The ballast pile is made up of two types of rocks. The greater part is composed of smooth river rock. The other part consisted of worked brownstone rubble. This was identified by the staff at the Fisher Museum as coming from Havana. In my estimation the amount of ballast by itself is not sufficient for a vessel this size.
This wreck lies in an area that historically, is not noted for Spanish Navigation. Research has revealed that in the 18th Century Spanish ships once again passed thru the Passages of the Lower Bahamas to enter the Atlantic and return to Spain. Many of these pictures show determining features and details that are unique to Spanish ships of the 18th Century.

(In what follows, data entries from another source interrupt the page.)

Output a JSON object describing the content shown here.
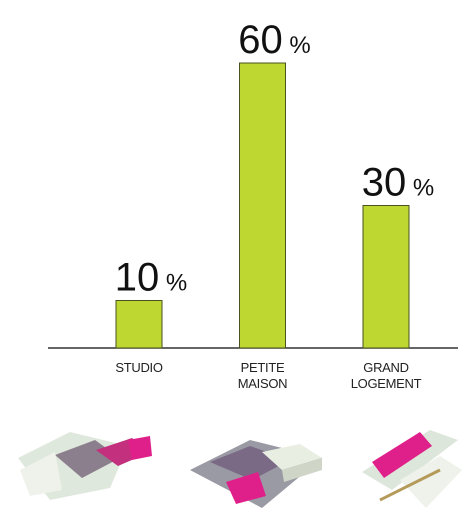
{
  "chart_data": {
    "type": "bar",
    "categories": [
      "STUDIO",
      "PETITE MAISON",
      "GRAND LOGEMENT"
    ],
    "values": [
      10,
      60,
      30
    ],
    "value_labels": [
      "10 %",
      "60 %",
      "30 %"
    ],
    "color": "#bfd731"
  }
}
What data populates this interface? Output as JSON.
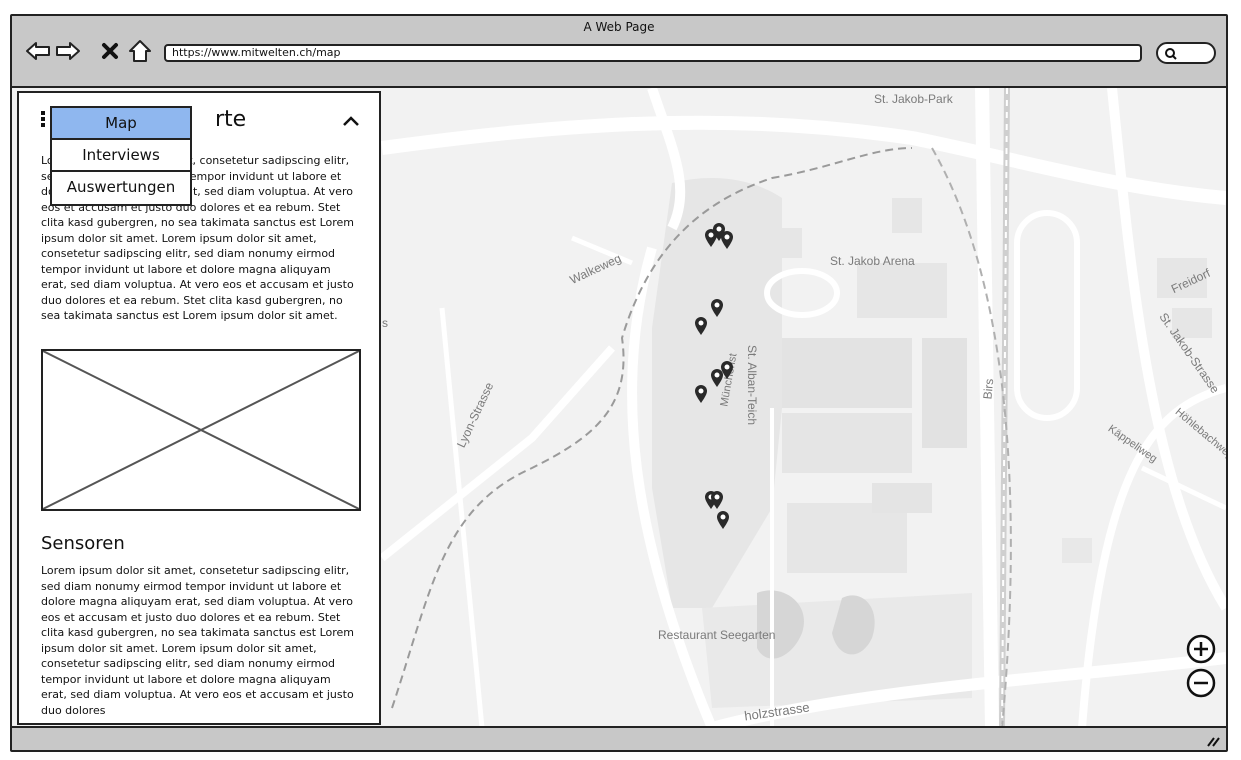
{
  "window": {
    "title": "A Web Page"
  },
  "address_bar": {
    "url": "https://www.mitwelten.ch/map"
  },
  "map": {
    "labels": {
      "st_jakob_park": "St. Jakob-Park",
      "st_jakob_arena": "St. Jakob Arena",
      "walkeweg": "Walkeweg",
      "st_alban_teich": "St. Alban-Teich",
      "lyon_strasse": "Lyon-Strasse",
      "birs": "Birs",
      "freidorf": "Freidorf",
      "st_jakob_strasse": "St. Jakob-Strasse",
      "kappeliweg": "Käppeliweg",
      "hohlebachweg": "Höhlebachweg",
      "restaurant_seegarten": "Restaurant Seegarten",
      "holzstrasse": "holzstrasse",
      "munchenstein": "Münchenst",
      "edge_s": "s"
    },
    "zoom_in_icon": "plus-circle-icon",
    "zoom_out_icon": "minus-circle-icon"
  },
  "panel": {
    "title": "rte",
    "intro_text": "Lorem ipsum dolor sit amet, consetetur sadipscing elitr, sed diam nonumy eirmod tempor invidunt ut labore et dolore magna aliquyam erat, sed diam voluptua. At vero eos et accusam et justo duo dolores et ea rebum. Stet clita kasd gubergren, no sea takimata sanctus est Lorem ipsum dolor sit amet. Lorem ipsum dolor sit amet, consetetur sadipscing elitr, sed diam nonumy eirmod tempor invidunt ut labore et dolore magna aliquyam erat, sed diam voluptua. At vero eos et accusam et justo duo dolores et ea rebum. Stet clita kasd gubergren, no sea takimata sanctus est Lorem ipsum dolor sit amet.",
    "section_heading": "Sensoren",
    "section_text": "Lorem ipsum dolor sit amet, consetetur sadipscing elitr, sed diam nonumy eirmod tempor invidunt ut labore et dolore magna aliquyam erat, sed diam voluptua. At vero eos et accusam et justo duo dolores et ea rebum. Stet clita kasd gubergren, no sea takimata sanctus est Lorem ipsum dolor sit amet. Lorem ipsum dolor sit amet, consetetur sadipscing elitr, sed diam nonumy eirmod tempor invidunt ut labore et dolore magna aliquyam erat, sed diam voluptua. At vero eos et accusam et justo duo dolores"
  },
  "menu": {
    "items": [
      {
        "label": "Map",
        "active": true
      },
      {
        "label": "Interviews",
        "active": false
      },
      {
        "label": "Auswertungen",
        "active": false
      }
    ]
  },
  "colors": {
    "active_menu": "#8fb7ef",
    "chrome": "#c8c8c8",
    "map_bg": "#f2f2f2"
  }
}
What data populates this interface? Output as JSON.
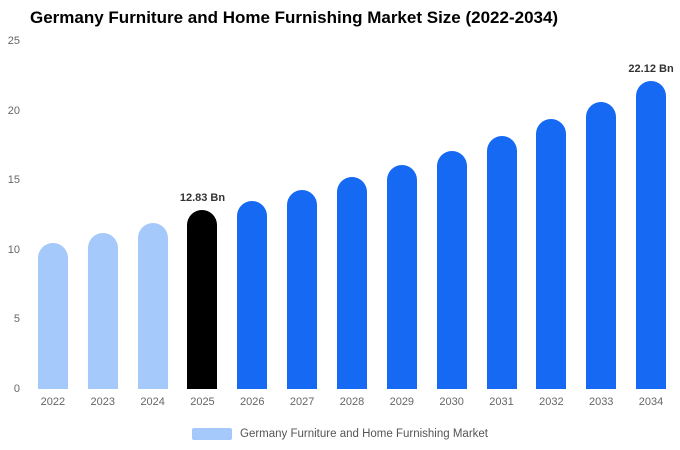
{
  "title": "Germany Furniture and Home Furnishing Market Size (2022-2034)",
  "legend": {
    "label": "Germany Furniture and Home Furnishing Market",
    "swatch_color": "#a6c9fb"
  },
  "palette": {
    "historical": "#a6c9fb",
    "base_year": "#000000",
    "forecast": "#1569f3"
  },
  "chart_data": {
    "type": "bar",
    "title": "Germany Furniture and Home Furnishing Market Size (2022-2034)",
    "categories": [
      "2022",
      "2023",
      "2024",
      "2025",
      "2026",
      "2027",
      "2028",
      "2029",
      "2030",
      "2031",
      "2032",
      "2033",
      "2034"
    ],
    "values": [
      10.5,
      11.2,
      11.9,
      12.83,
      13.5,
      14.3,
      15.2,
      16.1,
      17.1,
      18.2,
      19.4,
      20.6,
      22.12
    ],
    "bar_roles": [
      "historical",
      "historical",
      "historical",
      "base_year",
      "forecast",
      "forecast",
      "forecast",
      "forecast",
      "forecast",
      "forecast",
      "forecast",
      "forecast",
      "forecast"
    ],
    "point_labels": [
      "",
      "",
      "",
      "12.83 Bn",
      "",
      "",
      "",
      "",
      "",
      "",
      "",
      "",
      "22.12 Bn"
    ],
    "xlabel": "",
    "ylabel": "",
    "ylim": [
      0,
      25
    ],
    "yticks": [
      0,
      5,
      10,
      15,
      20,
      25
    ],
    "grid": false,
    "legend_position": "bottom"
  }
}
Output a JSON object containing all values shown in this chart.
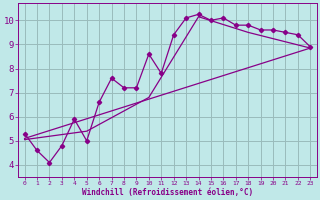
{
  "xlabel": "Windchill (Refroidissement éolien,°C)",
  "bg_color": "#c0e8e8",
  "line_color": "#880088",
  "grid_color": "#99bbbb",
  "xlim": [
    -0.5,
    23.5
  ],
  "ylim": [
    3.5,
    10.7
  ],
  "xticks": [
    0,
    1,
    2,
    3,
    4,
    5,
    6,
    7,
    8,
    9,
    10,
    11,
    12,
    13,
    14,
    15,
    16,
    17,
    18,
    19,
    20,
    21,
    22,
    23
  ],
  "yticks": [
    4,
    5,
    6,
    7,
    8,
    9,
    10
  ],
  "jagged_x": [
    0,
    1,
    2,
    3,
    4,
    5,
    6,
    7,
    8,
    9,
    10,
    11,
    12,
    13,
    14,
    15,
    16,
    17,
    18,
    19,
    20,
    21,
    22,
    23
  ],
  "jagged_y": [
    5.3,
    4.6,
    4.1,
    4.8,
    5.9,
    5.0,
    6.6,
    7.6,
    7.2,
    7.2,
    8.6,
    7.8,
    9.4,
    10.1,
    10.25,
    10.0,
    10.1,
    9.8,
    9.8,
    9.6,
    9.6,
    9.5,
    9.4,
    8.9
  ],
  "line1_x": [
    0,
    23
  ],
  "line1_y": [
    5.1,
    8.85
  ],
  "line2_x": [
    0,
    5,
    10,
    14,
    18,
    23
  ],
  "line2_y": [
    5.05,
    5.4,
    6.8,
    10.15,
    9.5,
    8.85
  ]
}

From the position of the large sheet anchor I presume that when the crew realized their danger they immediately dropped their biggest anchor but it was too late, it didn't hold, it broke and the catting block (used to lower the anchor) was found with the fluke. The huge ring on the broken anchor points in the general direction of the wreck itself. I assume from the position of the cannon that the wreck fell down on her port side.
The small number of cannon in the bow area (two) may be because part of the bow was broken off and carried off the other small cannon and one small 10 foot anchor (the kedge) a great distance to the west. Both the left and right bower anchors (each 15 feet long) appear to have fallen from the bow to their present position as they are not set and are in very close proximity to the remains of the hull.
When I first found the wreck there was no deep sand and scattered about in plain sight were what remained of the rigging and a very large number of corroded cast iron hoops. Could the hoops have been from coin barrels? A large sounding lead that I observed shows a great deal of electrolysis. Could this indicate a large amount of precious metal?
This shipwreck is a future project that promises to add more pages to the History of Spanish Navigation in the New World.
1. Gudgeon: In boats, gudgeons nest in pintles and are either affixed to the transom of the boat or to the rudder. They are used to attach the rudder to the boat so that it can swing freely. The corresponding fitting on the rudder slides or clips into place. The rudder can then be turned with the tiller.
2. Pintle: It is affixed to a gudgeon to hold the rudder onto the boat.
3. Trunnel: A wooden peg that is used to fasten timbers in shipbuilding; water causes the peg to swell and hold the timbers fast.
3. Catting block: Large heavy pulley block used for raising anchor in preparation for sea travel.